De façon plus réaliste, l'ennui c'est le manque criant de ressources pour franciser convenablement les nouvelles vagues d'immigration non francophone. Sans compter que sous la gouverne libérale, cette immigration ne trouve aucune barrière, même de l'appui!, pour continuer à se ghettoïser davantage et choisir l'anglais comme langue d'usage au Québec.

Pis encore, bien des immigrants s'établissent au Québec et rapidement constatent que ce mélodrame sur l'identité nationale est déprimant. Combien de fois au cours de ma carrière d'enseignant au niveau post-secondaire ai-je eu des discussions avec de fort intéressants étudiants étrangers, stoïques devant nos revendications. Ne sommes-nous pas le seul peuple moderne à s'être refusé son émancipation... DEUX FOIS plutôt qu'une!!!!!!!!! Pour un étudiant d'origine guatémaltèque qui a vu ses parents donner sang et eau pour le simple droit de vote, cela demeure inconcevable!

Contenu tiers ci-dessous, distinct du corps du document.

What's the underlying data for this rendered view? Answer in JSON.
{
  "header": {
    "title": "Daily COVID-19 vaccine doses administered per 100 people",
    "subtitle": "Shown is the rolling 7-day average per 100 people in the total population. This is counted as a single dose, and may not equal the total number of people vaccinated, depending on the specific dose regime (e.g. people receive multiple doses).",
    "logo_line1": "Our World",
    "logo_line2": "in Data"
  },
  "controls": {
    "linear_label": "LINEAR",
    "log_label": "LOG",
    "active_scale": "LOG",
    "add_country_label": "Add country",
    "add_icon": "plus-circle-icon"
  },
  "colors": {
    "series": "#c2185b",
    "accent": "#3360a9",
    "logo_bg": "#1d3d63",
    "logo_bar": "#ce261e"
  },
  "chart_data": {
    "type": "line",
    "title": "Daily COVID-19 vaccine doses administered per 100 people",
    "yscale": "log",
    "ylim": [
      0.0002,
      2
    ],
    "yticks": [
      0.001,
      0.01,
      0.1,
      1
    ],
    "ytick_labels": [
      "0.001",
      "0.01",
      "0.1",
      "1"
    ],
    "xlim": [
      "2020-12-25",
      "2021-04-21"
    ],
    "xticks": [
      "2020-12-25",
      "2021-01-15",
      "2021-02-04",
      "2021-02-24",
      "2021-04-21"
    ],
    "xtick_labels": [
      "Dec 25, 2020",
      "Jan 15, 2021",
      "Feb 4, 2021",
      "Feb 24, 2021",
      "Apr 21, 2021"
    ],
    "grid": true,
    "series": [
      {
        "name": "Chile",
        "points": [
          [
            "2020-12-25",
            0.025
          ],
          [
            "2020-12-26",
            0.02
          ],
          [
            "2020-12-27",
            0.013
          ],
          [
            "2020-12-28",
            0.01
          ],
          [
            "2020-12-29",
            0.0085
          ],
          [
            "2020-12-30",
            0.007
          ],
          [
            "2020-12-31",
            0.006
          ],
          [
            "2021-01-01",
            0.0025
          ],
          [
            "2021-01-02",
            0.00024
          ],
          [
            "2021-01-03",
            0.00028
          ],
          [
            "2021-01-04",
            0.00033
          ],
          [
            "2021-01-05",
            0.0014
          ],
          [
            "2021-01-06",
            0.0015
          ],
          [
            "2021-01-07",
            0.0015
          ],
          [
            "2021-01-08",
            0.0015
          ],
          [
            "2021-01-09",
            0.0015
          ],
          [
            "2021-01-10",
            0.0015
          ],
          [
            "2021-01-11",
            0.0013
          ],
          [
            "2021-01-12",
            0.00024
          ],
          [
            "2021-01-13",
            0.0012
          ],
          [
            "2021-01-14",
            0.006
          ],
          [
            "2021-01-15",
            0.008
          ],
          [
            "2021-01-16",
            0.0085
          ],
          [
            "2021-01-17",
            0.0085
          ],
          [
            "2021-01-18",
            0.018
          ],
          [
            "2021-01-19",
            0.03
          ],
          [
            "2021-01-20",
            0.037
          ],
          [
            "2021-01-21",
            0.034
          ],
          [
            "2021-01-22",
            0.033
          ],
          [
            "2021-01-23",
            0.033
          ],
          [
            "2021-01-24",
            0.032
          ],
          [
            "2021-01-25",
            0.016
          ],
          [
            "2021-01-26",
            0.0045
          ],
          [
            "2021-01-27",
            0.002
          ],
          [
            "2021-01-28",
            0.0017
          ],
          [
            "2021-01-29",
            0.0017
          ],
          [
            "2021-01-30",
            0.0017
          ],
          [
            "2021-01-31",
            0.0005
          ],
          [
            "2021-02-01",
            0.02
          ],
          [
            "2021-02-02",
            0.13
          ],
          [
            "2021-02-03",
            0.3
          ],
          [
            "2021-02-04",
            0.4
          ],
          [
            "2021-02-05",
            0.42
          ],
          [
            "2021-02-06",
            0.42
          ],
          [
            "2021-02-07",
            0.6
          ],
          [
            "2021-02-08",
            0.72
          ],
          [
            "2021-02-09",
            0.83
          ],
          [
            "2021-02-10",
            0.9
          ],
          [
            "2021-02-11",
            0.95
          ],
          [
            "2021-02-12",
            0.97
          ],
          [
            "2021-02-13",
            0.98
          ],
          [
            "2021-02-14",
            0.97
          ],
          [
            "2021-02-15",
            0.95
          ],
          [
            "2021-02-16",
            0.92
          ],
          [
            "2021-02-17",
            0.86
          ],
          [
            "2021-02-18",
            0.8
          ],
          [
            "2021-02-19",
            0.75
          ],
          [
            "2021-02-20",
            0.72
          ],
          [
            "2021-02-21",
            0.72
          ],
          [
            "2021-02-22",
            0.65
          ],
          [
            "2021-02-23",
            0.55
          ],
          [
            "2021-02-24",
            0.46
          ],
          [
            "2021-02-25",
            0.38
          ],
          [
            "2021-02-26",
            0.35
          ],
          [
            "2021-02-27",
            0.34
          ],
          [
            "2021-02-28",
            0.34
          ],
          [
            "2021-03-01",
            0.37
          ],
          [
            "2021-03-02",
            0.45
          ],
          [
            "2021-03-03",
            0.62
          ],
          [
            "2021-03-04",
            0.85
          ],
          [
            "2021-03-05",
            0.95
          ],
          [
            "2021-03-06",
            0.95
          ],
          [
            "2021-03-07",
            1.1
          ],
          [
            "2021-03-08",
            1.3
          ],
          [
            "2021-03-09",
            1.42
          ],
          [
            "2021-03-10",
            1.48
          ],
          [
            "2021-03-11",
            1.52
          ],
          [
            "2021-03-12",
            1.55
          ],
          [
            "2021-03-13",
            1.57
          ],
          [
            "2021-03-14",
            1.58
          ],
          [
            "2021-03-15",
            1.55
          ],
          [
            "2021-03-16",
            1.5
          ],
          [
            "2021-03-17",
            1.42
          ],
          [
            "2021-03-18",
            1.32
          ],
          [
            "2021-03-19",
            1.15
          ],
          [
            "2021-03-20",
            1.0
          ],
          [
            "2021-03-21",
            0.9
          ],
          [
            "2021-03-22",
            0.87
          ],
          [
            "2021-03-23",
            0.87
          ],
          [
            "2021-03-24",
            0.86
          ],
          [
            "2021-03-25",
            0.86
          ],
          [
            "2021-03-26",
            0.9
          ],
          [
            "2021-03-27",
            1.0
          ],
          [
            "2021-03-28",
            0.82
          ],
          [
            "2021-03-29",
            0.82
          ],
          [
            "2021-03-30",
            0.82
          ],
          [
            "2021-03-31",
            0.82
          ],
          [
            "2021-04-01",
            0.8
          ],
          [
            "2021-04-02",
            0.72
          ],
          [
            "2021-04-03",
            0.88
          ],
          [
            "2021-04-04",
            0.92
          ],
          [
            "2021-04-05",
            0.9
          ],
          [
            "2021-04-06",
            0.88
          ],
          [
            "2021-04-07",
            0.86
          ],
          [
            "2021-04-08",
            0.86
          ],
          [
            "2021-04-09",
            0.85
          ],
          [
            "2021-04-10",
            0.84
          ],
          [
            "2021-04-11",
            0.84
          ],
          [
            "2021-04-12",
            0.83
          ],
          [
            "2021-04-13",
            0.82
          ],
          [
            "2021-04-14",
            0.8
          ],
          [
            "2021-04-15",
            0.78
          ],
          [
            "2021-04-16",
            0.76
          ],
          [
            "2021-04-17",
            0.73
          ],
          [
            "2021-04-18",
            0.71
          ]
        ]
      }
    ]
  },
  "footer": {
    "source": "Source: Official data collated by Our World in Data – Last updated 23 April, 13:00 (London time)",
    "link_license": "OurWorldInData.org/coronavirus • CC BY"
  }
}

C'est rigolo de voir les fédéralistes user d'euphémismes pour défendre du bout de la langue cette langue qu'ils disent aimer mais toujours en s'assurant de ne pas encourager l'option souverainiste. En cette couardise repose excatement la raison pour laquelle le fait français en amérique se créolise, petit à petit, s'étiolant devant la peur de ceux qui le parle de s'émanciper et se donner le seul outil qui puisse garantir sa survie : un pays.